Survivors of preterm birth are at high risk of pervasive cognitive and learning impairments, suggesting disrupted early brain development. The limits of viability for preterm birth encompass the third trimester of pregnancy, a "precritical period" of activity-dependent development characterized by the onset of spontaneous and evoked patterned electrical activity that drives neuronal maturation and formation of cortical circuits. Reduced background activity on electroencephalogram (EEG) is a sensitive marker of brain injury in human preterm infants that predicts poor neurodevelopmental outcome. We studied a rodent model of very early hypoxic-ischemic brain injury to investigate effects of injury on both general background and specific patterns of cortical activity measured with EEG. EEG background activity is depressed transiently after moderate hypoxia-ischemia with associated loss of spindle bursts.

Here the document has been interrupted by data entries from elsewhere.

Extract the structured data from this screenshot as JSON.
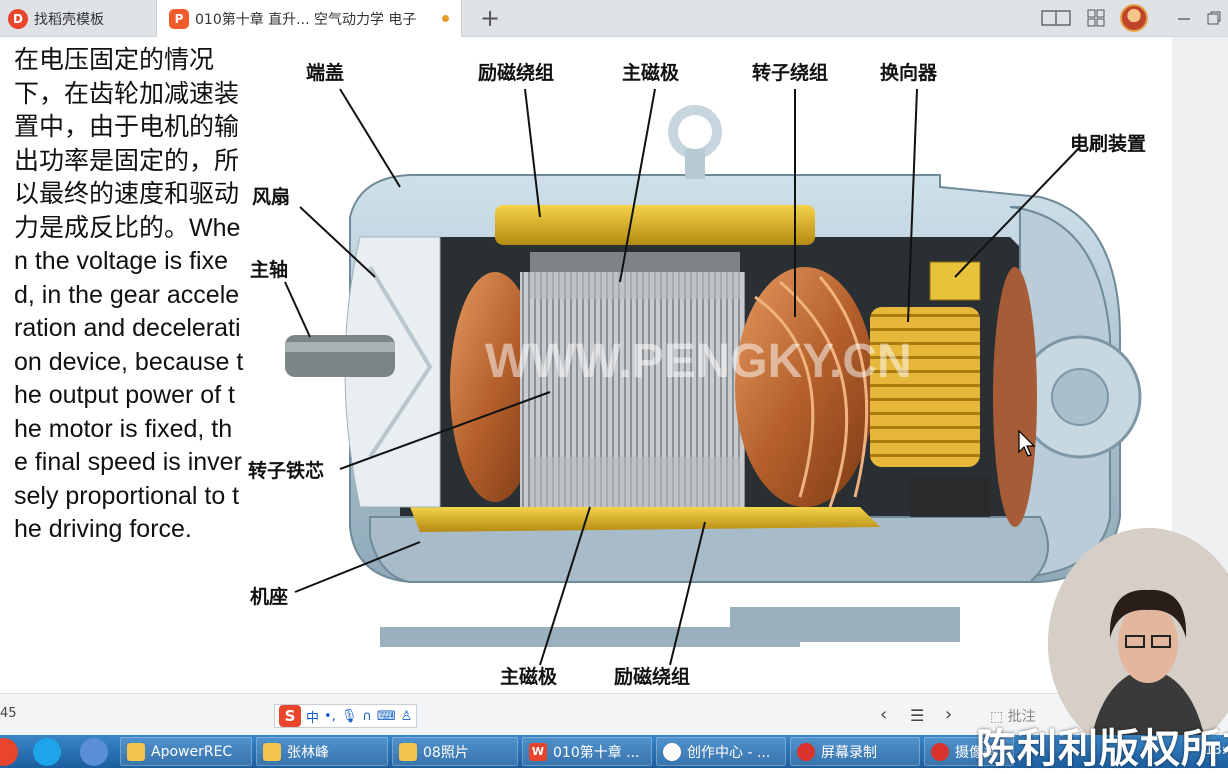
{
  "tabs": [
    {
      "label": "找稻壳模板",
      "icon": "docer-icon"
    },
    {
      "label": "010第十章 直升... 空气动力学 电子",
      "icon": "wps-presentation-icon"
    }
  ],
  "new_tab": "+",
  "slide": {
    "text": "在电压固定的情况下，在齿轮加减速装置中，由于电机的输出功率是固定的，所以最终的速度和驱动力是成反比的。When the voltage is fixed, in the gear acceleration and deceleration device, because the output power of the motor is fixed, the final speed is inversely proportional to the driving force.",
    "diagram_watermark": "WWW.PENGKY.CN",
    "labels": {
      "end_cover": "端盖",
      "field_winding_top": "励磁绕组",
      "main_pole_top": "主磁极",
      "rotor_winding": "转子绕组",
      "commutator": "换向器",
      "brush": "电刷装置",
      "fan": "风扇",
      "shaft": "主轴",
      "rotor_core": "转子铁芯",
      "frame": "机座",
      "main_pole_bottom": "主磁极",
      "field_winding_bottom": "励磁绕组"
    }
  },
  "statusbar": {
    "page": "45",
    "ime_label": "中",
    "annotate": "批注"
  },
  "taskbar": {
    "items": [
      {
        "label": "ApowerREC",
        "icon": "folder-icon"
      },
      {
        "label": "张林峰",
        "icon": "folder-icon"
      },
      {
        "label": "08照片",
        "icon": "folder-icon"
      },
      {
        "label": "010第十章 ...",
        "icon": "wps-icon"
      },
      {
        "label": "创作中心 - ...",
        "icon": "browser-icon"
      },
      {
        "label": "屏幕录制",
        "icon": "record-icon"
      },
      {
        "label": "摄像头",
        "icon": "record-icon"
      }
    ],
    "clock": "13:",
    "watermark": "陈利利版权所有"
  },
  "colors": {
    "tabbar": "#dfe3e8",
    "taskbar": "#1f6fb5",
    "accent": "#e8452c"
  }
}
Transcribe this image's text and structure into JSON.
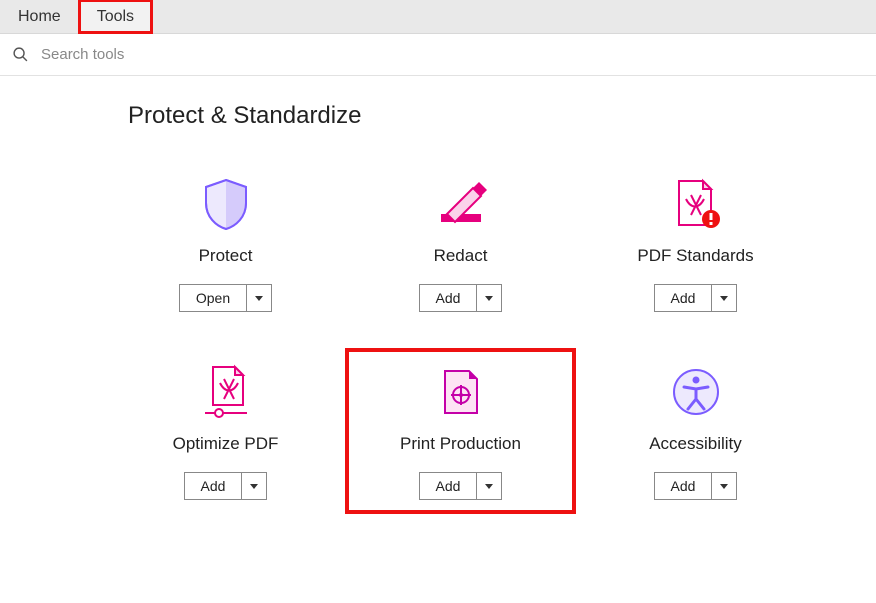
{
  "tabs": {
    "home": "Home",
    "tools": "Tools"
  },
  "search": {
    "placeholder": "Search tools"
  },
  "section": {
    "title": "Protect & Standardize"
  },
  "tools": {
    "protect": {
      "label": "Protect",
      "button": "Open"
    },
    "redact": {
      "label": "Redact",
      "button": "Add"
    },
    "pdf_standards": {
      "label": "PDF Standards",
      "button": "Add"
    },
    "optimize_pdf": {
      "label": "Optimize PDF",
      "button": "Add"
    },
    "print_production": {
      "label": "Print Production",
      "button": "Add"
    },
    "accessibility": {
      "label": "Accessibility",
      "button": "Add"
    }
  }
}
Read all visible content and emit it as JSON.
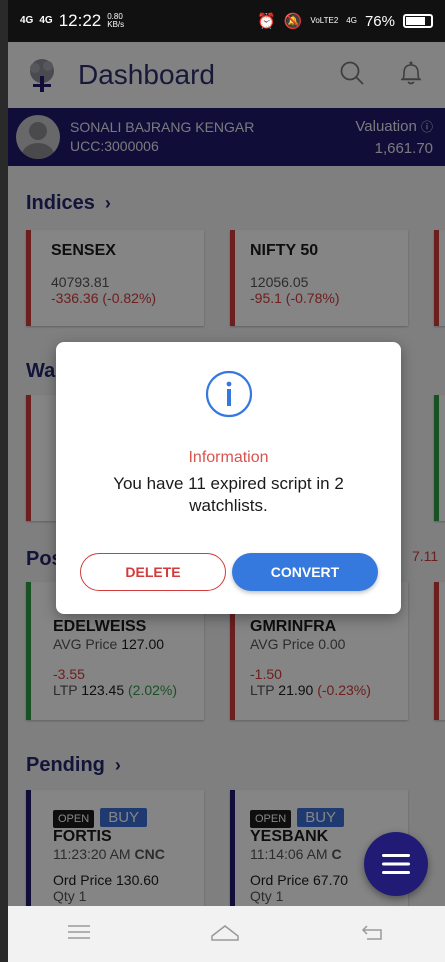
{
  "status_bar": {
    "signal1": "4G",
    "signal2": "4G",
    "time": "12:22",
    "speed": "0.80",
    "speed_unit": "KB/s",
    "net": "VoLTE2",
    "net2": "4G",
    "battery": "76%"
  },
  "header": {
    "title": "Dashboard"
  },
  "profile": {
    "name": "SONALI BAJRANG KENGAR",
    "ucc": "UCC:3000006",
    "valuation_label": "Valuation",
    "valuation": "1,661.70"
  },
  "indices": {
    "heading": "Indices",
    "items": [
      {
        "name": "SENSEX",
        "value": "40793.81",
        "change": "-336.36 (-0.82%)"
      },
      {
        "name": "NIFTY 50",
        "value": "12056.05",
        "change": "-95.1 (-0.78%)"
      }
    ]
  },
  "watchlist": {
    "heading_partial": "Wa"
  },
  "positions": {
    "heading_partial": "Pos",
    "right_value_partial": "7.11",
    "items": [
      {
        "name": "EDELWEISS",
        "avg_label": "AVG Price",
        "avg": "127.00",
        "pnl": "-3.55",
        "ltp_label": "LTP",
        "ltp": "123.45",
        "ltp_change": "(2.02%)"
      },
      {
        "name": "GMRINFRA",
        "avg_label": "AVG Price",
        "avg": "0.00",
        "pnl": "-1.50",
        "ltp_label": "LTP",
        "ltp": "21.90",
        "ltp_change": "(-0.23%)"
      }
    ]
  },
  "pending": {
    "heading": "Pending",
    "items": [
      {
        "status": "OPEN",
        "side": "BUY",
        "name": "FORTIS",
        "time": "11:23:20 AM",
        "product": "CNC",
        "ord_label": "Ord Price",
        "ord_price": "130.60",
        "qty": "Qty 1"
      },
      {
        "status": "OPEN",
        "side": "BUY",
        "name": "YESBANK",
        "time": "11:14:06 AM",
        "product": "C",
        "ord_label": "Ord Price",
        "ord_price": "67.70",
        "qty": "Qty 1"
      }
    ]
  },
  "dialog": {
    "title": "Information",
    "message": "You have 11 expired script in 2 watchlists.",
    "delete_label": "DELETE",
    "convert_label": "CONVERT"
  },
  "colors": {
    "navy": "#1f1a6b",
    "red": "#d23b3b",
    "green": "#2e9e46",
    "blue": "#3579df"
  },
  "icons": [
    "logo-icon",
    "search-icon",
    "bell-icon",
    "info-icon",
    "menu-icon",
    "nav-menu-icon",
    "nav-home-icon",
    "nav-back-icon"
  ]
}
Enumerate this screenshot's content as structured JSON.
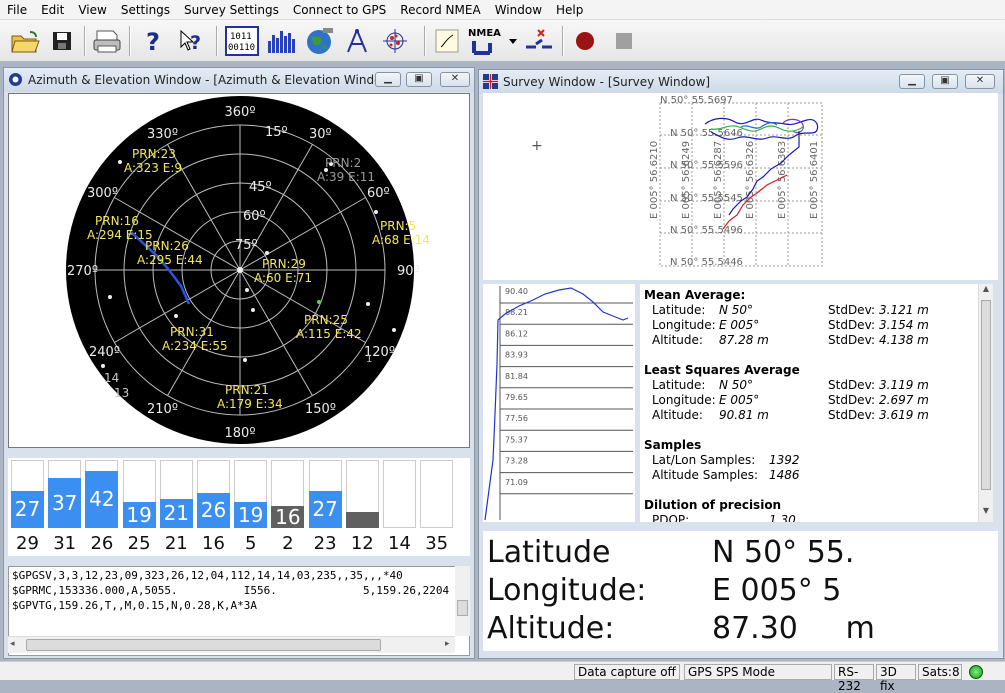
{
  "menu": [
    "File",
    "Edit",
    "View",
    "Settings",
    "Survey Settings",
    "Connect to GPS",
    "Record NMEA",
    "Window",
    "Help"
  ],
  "toolbar": {
    "nmea_label": "NMEA",
    "bin_row1": "1011",
    "bin_row2": "00110"
  },
  "az_window": {
    "title": "Azimuth & Elevation Window - [Azimuth & Elevation Window]",
    "ring_labels": [
      "75º",
      "60º",
      "45º",
      "15º"
    ],
    "az_labels": {
      "n": "360º",
      "e": "90º",
      "s": "180º",
      "w": "270º",
      "a15": "15º",
      "a30": "30º",
      "a60": "60º",
      "a120": "120º",
      "a150": "150º",
      "a210": "210º",
      "a240": "240º",
      "a300": "300º",
      "a330": "330º"
    },
    "sats": [
      {
        "prn": "PRN:23",
        "ae": "A:323 E:9",
        "color": "#f2e85a"
      },
      {
        "prn": "PRN:2",
        "ae": "A:39 E:11",
        "color": "#9a9a9a"
      },
      {
        "prn": "PRN:16",
        "ae": "A:294 E:15",
        "color": "#f2e85a"
      },
      {
        "prn": "PRN:5",
        "ae": "A:68 E:14",
        "color": "#f2e85a"
      },
      {
        "prn": "PRN:26",
        "ae": "A:295 E:44",
        "color": "#f2e85a"
      },
      {
        "prn": "PRN:29",
        "ae": "A:60 E:71",
        "color": "#f2e85a"
      },
      {
        "prn": "PRN:31",
        "ae": "A:234 E:55",
        "color": "#f2e85a"
      },
      {
        "prn": "PRN:25",
        "ae": "A:115 E:42",
        "color": "#f2e85a"
      },
      {
        "prn": "PRN:21",
        "ae": "A:179 E:34",
        "color": "#f2e85a"
      }
    ],
    "faint": [
      "14",
      "13"
    ]
  },
  "snr": [
    {
      "prn": "29",
      "snr": "27",
      "level": 27,
      "grey": false
    },
    {
      "prn": "31",
      "snr": "37",
      "level": 37,
      "grey": false
    },
    {
      "prn": "26",
      "snr": "42",
      "level": 42,
      "grey": false
    },
    {
      "prn": "25",
      "snr": "19",
      "level": 19,
      "grey": false
    },
    {
      "prn": "21",
      "snr": "21",
      "level": 21,
      "grey": false
    },
    {
      "prn": "16",
      "snr": "26",
      "level": 26,
      "grey": false
    },
    {
      "prn": "5",
      "snr": "19",
      "level": 19,
      "grey": false
    },
    {
      "prn": "2",
      "snr": "16",
      "level": 16,
      "grey": true
    },
    {
      "prn": "23",
      "snr": "27",
      "level": 27,
      "grey": false
    },
    {
      "prn": "12",
      "snr": "",
      "level": 12,
      "grey": true
    },
    {
      "prn": "14",
      "snr": "",
      "level": 0,
      "grey": false
    },
    {
      "prn": "35",
      "snr": "",
      "level": 0,
      "grey": false
    }
  ],
  "nmea_lines": [
    "$GPGSV,3,3,12,23,09,323,26,12,04,112,14,14,03,235,,35,,,*40",
    "$GPRMC,153336.000,A,5055.          I556.             5,159.26,2204",
    "$GPVTG,159.26,T,,M,0.15,N,0.28,K,A*3A"
  ],
  "survey": {
    "title": "Survey Window - [Survey Window]",
    "lat_grid": [
      "N 50° 55.5697",
      "N 50° 55.5646",
      "N 50° 55.5596",
      "N 50° 55.5545",
      "N 50° 55.5496",
      "N 50° 55.5446"
    ],
    "lon_grid": [
      "E 005° 56.6210",
      "E 005° 56.6249",
      "E 005° 56.6287",
      "E 005° 56.6326",
      "E 005° 56.6363",
      "E 005° 56.6401"
    ]
  },
  "alt_ticks": [
    "90.40",
    "88.21",
    "86.12",
    "83.93",
    "81.84",
    "79.65",
    "77.56",
    "75.37",
    "73.28",
    "71.09"
  ],
  "stats": {
    "mean_h": "Mean Average:",
    "lat_l": "Latitude:",
    "lat_v": "N 50°",
    "lat_sdl": "StdDev:",
    "lat_sd": "3.121 m",
    "lon_l": "Longitude:",
    "lon_v": "E 005°",
    "lon_sdl": "StdDev:",
    "lon_sd": "3.154 m",
    "alt_l": "Altitude:",
    "alt_v": "87.28   m",
    "alt_sdl": "StdDev:",
    "alt_sd": "4.138 m",
    "ls_h": "Least Squares Average",
    "ls_lat_l": "Latitude:",
    "ls_lat_v": "N 50°",
    "ls_lat_sdl": "StdDev:",
    "ls_lat_sd": "3.119 m",
    "ls_lon_l": "Longitude:",
    "ls_lon_v": "E 005°",
    "ls_lon_sdl": "StdDev:",
    "ls_lon_sd": "2.697 m",
    "ls_alt_l": "Altitude:",
    "ls_alt_v": "90.81   m",
    "ls_alt_sdl": "StdDev:",
    "ls_alt_sd": "3.619 m",
    "samples_h": "Samples",
    "ll_l": "Lat/Lon Samples:",
    "ll_v": "1392",
    "as_l": "Altitude Samples:",
    "as_v": "1486",
    "dop_h": "Dilution of precision",
    "pdop_l": "PDOP:",
    "pdop_v": "1.30"
  },
  "big": {
    "lat_l": "Latitude",
    "lat_v": "N 50° 55.",
    "lon_l": "Longitude:",
    "lon_v": "E 005° 5",
    "alt_l": "Altitude:",
    "alt_v": "87.30     m"
  },
  "status": {
    "capture": "Data capture off",
    "mode": "GPS SPS Mode",
    "port": "RS-232",
    "fix": "3D fix",
    "sats": "Sats:8"
  }
}
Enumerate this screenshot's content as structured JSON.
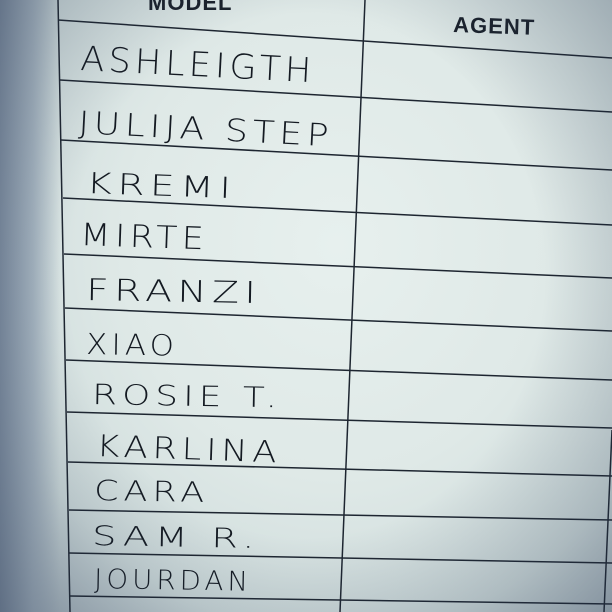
{
  "sheet": {
    "headers": {
      "model": "MODEL",
      "agent": "AGENT"
    },
    "models": [
      "ASHLEIGTH",
      "JULIJA STEP",
      "KREMI",
      "MIRTE",
      "FRANZI",
      "XIAO",
      "ROSIE T.",
      "KARLINA",
      "CARA",
      "SAM R.",
      "JOURDAN"
    ]
  }
}
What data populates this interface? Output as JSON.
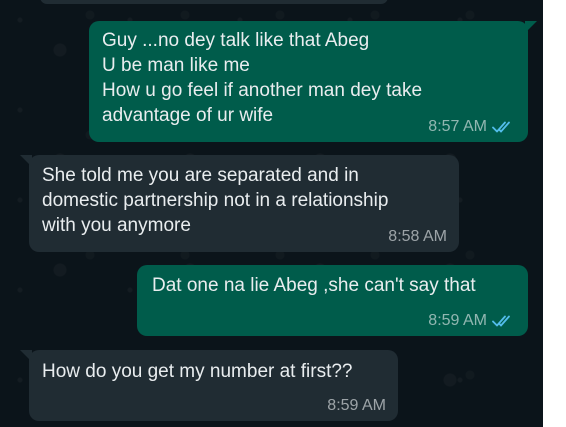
{
  "messages": [
    {
      "direction": "outgoing",
      "text": "Guy ...no dey talk like that Abeg\nU be man like me\nHow u go feel if another man dey take\nadvantage of ur wife",
      "time": "8:57 AM",
      "status_icon": "double-check-read-icon",
      "status_color": "#53bdeb"
    },
    {
      "direction": "incoming",
      "text": "She told me you are separated and in\ndomestic partnership not in a relationship\nwith you anymore",
      "time": "8:58 AM"
    },
    {
      "direction": "outgoing",
      "text": "Dat one na lie Abeg ,she can't say that",
      "time": "8:59 AM",
      "status_icon": "double-check-read-icon",
      "status_color": "#53bdeb"
    },
    {
      "direction": "incoming",
      "text": "How do you get my number at first??",
      "time": "8:59 AM"
    }
  ],
  "colors": {
    "chat_background": "#0b141a",
    "outgoing_bubble": "#005c4b",
    "incoming_bubble": "#202c33",
    "text": "#e9edef"
  }
}
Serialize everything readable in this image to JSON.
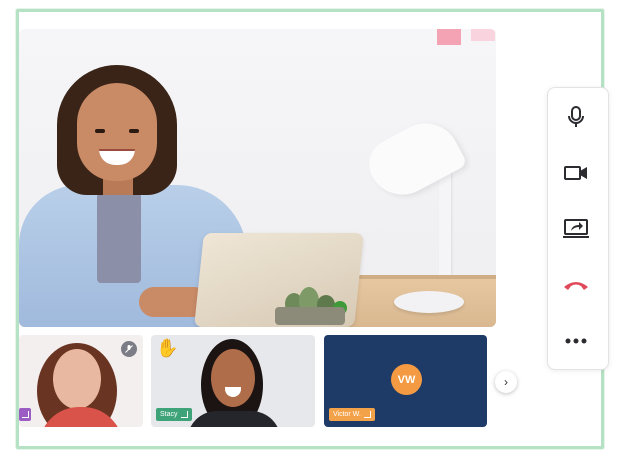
{
  "participants": [
    {
      "name": "",
      "muted": true,
      "tag_color": "#9b5cc4"
    },
    {
      "name": "Stacy",
      "raised_hand": "✋",
      "tag_color": "#3fa37a"
    },
    {
      "name": "Victor W.",
      "initials": "VW",
      "tag_color": "#f3a24a",
      "avatar_color": "#f39a42"
    }
  ],
  "controls": [
    {
      "icon": "microphone-icon"
    },
    {
      "icon": "video-camera-icon"
    },
    {
      "icon": "share-screen-icon"
    },
    {
      "icon": "hang-up-icon",
      "color": "#e0495a"
    },
    {
      "icon": "more-options-icon"
    }
  ],
  "colors": {
    "frame_border": "#b5e2c4",
    "hangup": "#e0495a",
    "vw_tile": "#1e3a66"
  }
}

Depressed activity, in turn, is associated with delayed expression of glutamate receptor subunits and transporters. Cortical pyramidal neurons show reduced dendrite development and spine formation. Complementing previous observations in this model of impaired visual cortical plasticity, we find reduced somatosensory whisker barrel plasticity. Finally, EEG recordings from human premature newborns with brain injury demonstrate similar depressed background activity and loss of bursts in the spindle frequency band. Together, these findings suggest that abnormal development after early brain injury may result in part from disruption of specific forms of brain activity necessary for activity-dependent circuit development.

Significance statement

Preterm birth and term birth asphyxia result in brain injury from inadequate oxygen delivery and constitute a major and growing worldwide health problem. Poor outcomes are noted in a majority of very premature (<25 weeks gestation) newborns, resulting in death or life-long morbidity with motor, sensory, learning, behavioral, and language disabilities that limit academic achievement and well-being. Limited progress has been made to develop therapies that improve neurologic outcomes. The overall objective of this study is to understand the effect of early brain injury on activity-dependent brain development and cortical plasticity to develop new treatments that will optimize repair and recovery after brain injury.